Recent studies of divorced children in Australia, Canada, and the United States have shown the devastating consequences of divorce and family chaos on children’s education. Australian students appear to be more adversely impacted than those in the US and Canada. Divorce is also more disruptive than the death of a parent. Multiple divorces worsen outcomes even further, dropping high school graduation rates to 40% or less.
Australian high school students suffered an average of a 12 month cut in their time in school due to a single divorce in the family. American and Canadian studies fared slightly better, with just under 11 months average reduction in high school attendance. By contrast, the death of a parent resulted in an average of 6 months less.
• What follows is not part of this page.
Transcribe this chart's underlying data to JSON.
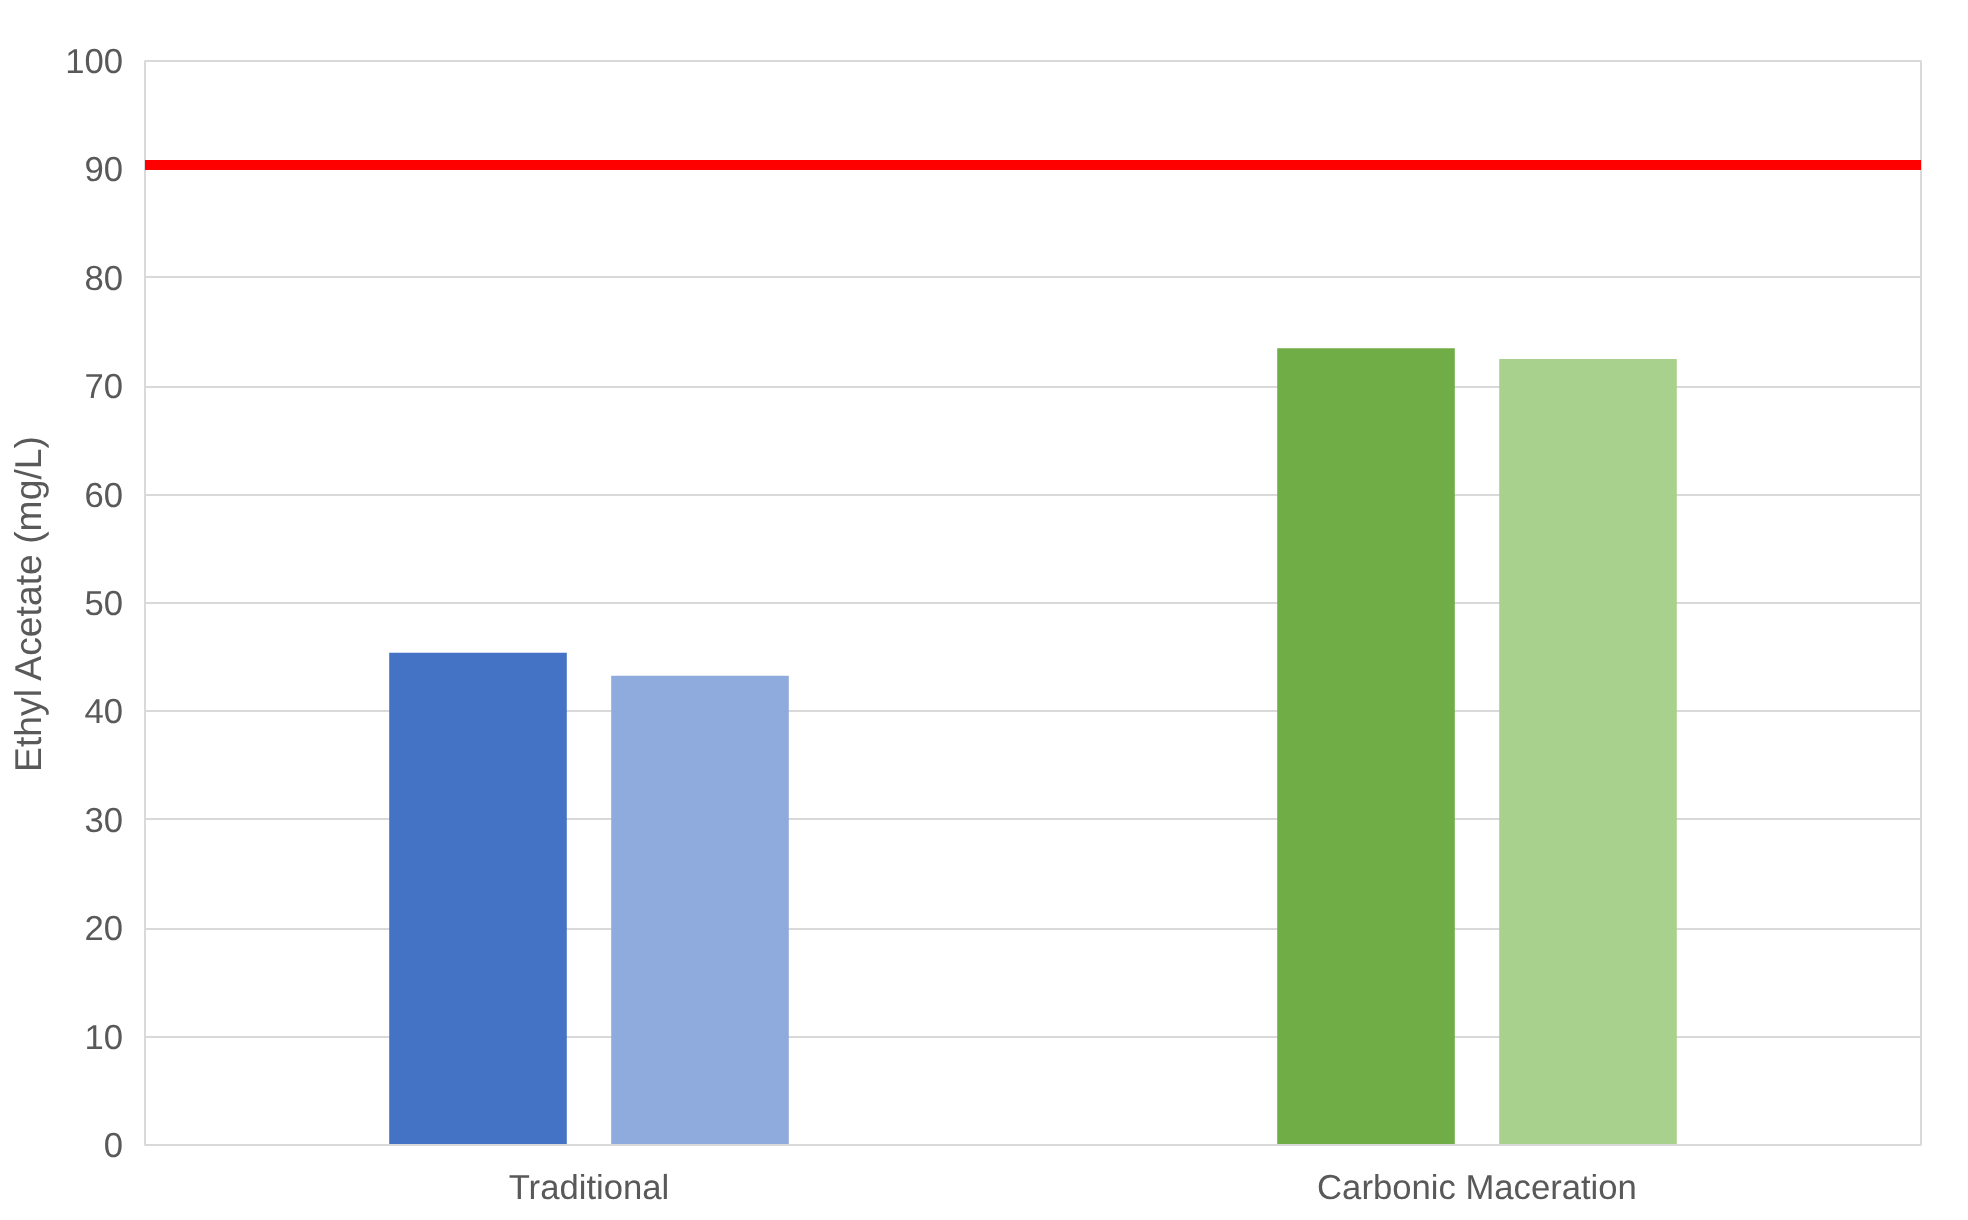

Although high school attendance and completion rates declined dramatically, university education was not affected much. This suggests that older children are less disrupted by family chaos and/or that children or more wealthy families that can afford university educations for their children might be less affected by divorce.
The adverse impact of divorce upon education has skyrocketed as divorce has been more common. Divorces in 1920 caused a 3.6-month loss of education, but since 1970 they have blown up to about a year in lost education. This time-frame roughly corresponds with the rise of “no-fault divorce” in Western nations.
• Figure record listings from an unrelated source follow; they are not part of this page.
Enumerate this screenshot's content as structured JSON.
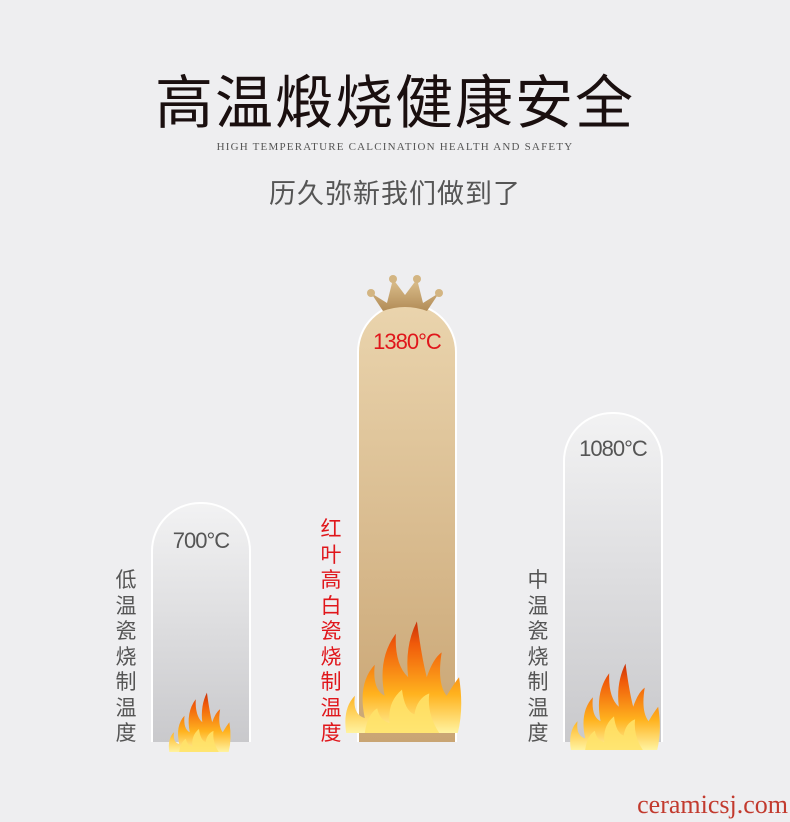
{
  "header": {
    "title": "高温煅烧健康安全",
    "subtitle_en": "HIGH TEMPERATURE CALCINATION HEALTH AND SAFETY",
    "tagline": "历久弥新我们做到了"
  },
  "bars": [
    {
      "temperature": "700°C",
      "value_c": 700,
      "label": "低温瓷烧制温度",
      "style": "gray"
    },
    {
      "temperature": "1380°C",
      "value_c": 1380,
      "label": "红叶高白瓷烧制温度",
      "style": "gold",
      "crown": true
    },
    {
      "temperature": "1080°C",
      "value_c": 1080,
      "label": "中温瓷烧制温度",
      "style": "gray"
    }
  ],
  "colors": {
    "highlight": "#e0161b",
    "gold": "#c9a574",
    "background": "#eeeef0"
  },
  "watermark": "ceramicsj.com"
}
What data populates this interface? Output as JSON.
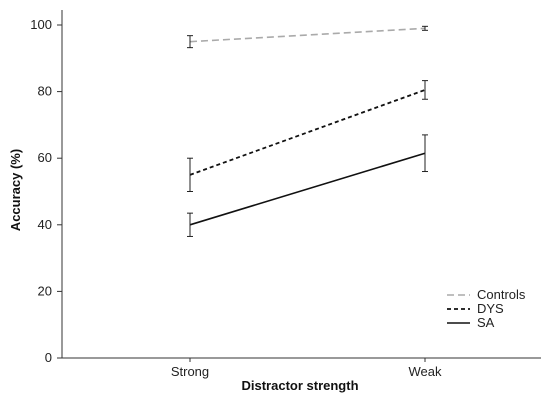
{
  "chart_data": {
    "type": "line",
    "categories": [
      "Strong",
      "Weak"
    ],
    "xlabel": "Distractor strength",
    "ylabel": "Accuracy (%)",
    "ylim": [
      0,
      100
    ],
    "yticks": [
      0,
      20,
      40,
      60,
      80,
      100
    ],
    "grid": false,
    "legend_position": "bottom-right",
    "series": [
      {
        "name": "Controls",
        "values": [
          95,
          99
        ],
        "errors": [
          1.8,
          0.6
        ],
        "color": "#aaaaaa",
        "dash": "dashed"
      },
      {
        "name": "DYS",
        "values": [
          55,
          80.5
        ],
        "errors": [
          5,
          2.8
        ],
        "color": "#111111",
        "dash": "dotted"
      },
      {
        "name": "SA",
        "values": [
          40,
          61.5
        ],
        "errors": [
          3.5,
          5.5
        ],
        "color": "#111111",
        "dash": "solid"
      }
    ]
  }
}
Multiple divorces had an even worse impact on high school graduation rates. While students who parents stay together average a 78.4% rate of graduation from high school by age 20, one divorce drops the graduation rate to 60%, about the same as for children whose mother or father died.
Divorce and remarriage did not significantly change the graduation rates for children versus divorce with no remarriage. But with divorce-remarriage-divorce (two divorces), the graduation rate drops further to only about 40%, half of that for children whose parents remained married.
As to causes for these consequences, again disruption to children’s lives, the family chaos, and financial devastation that divorce wreaks on both parents are likely to contribute to worsening educational outcomes.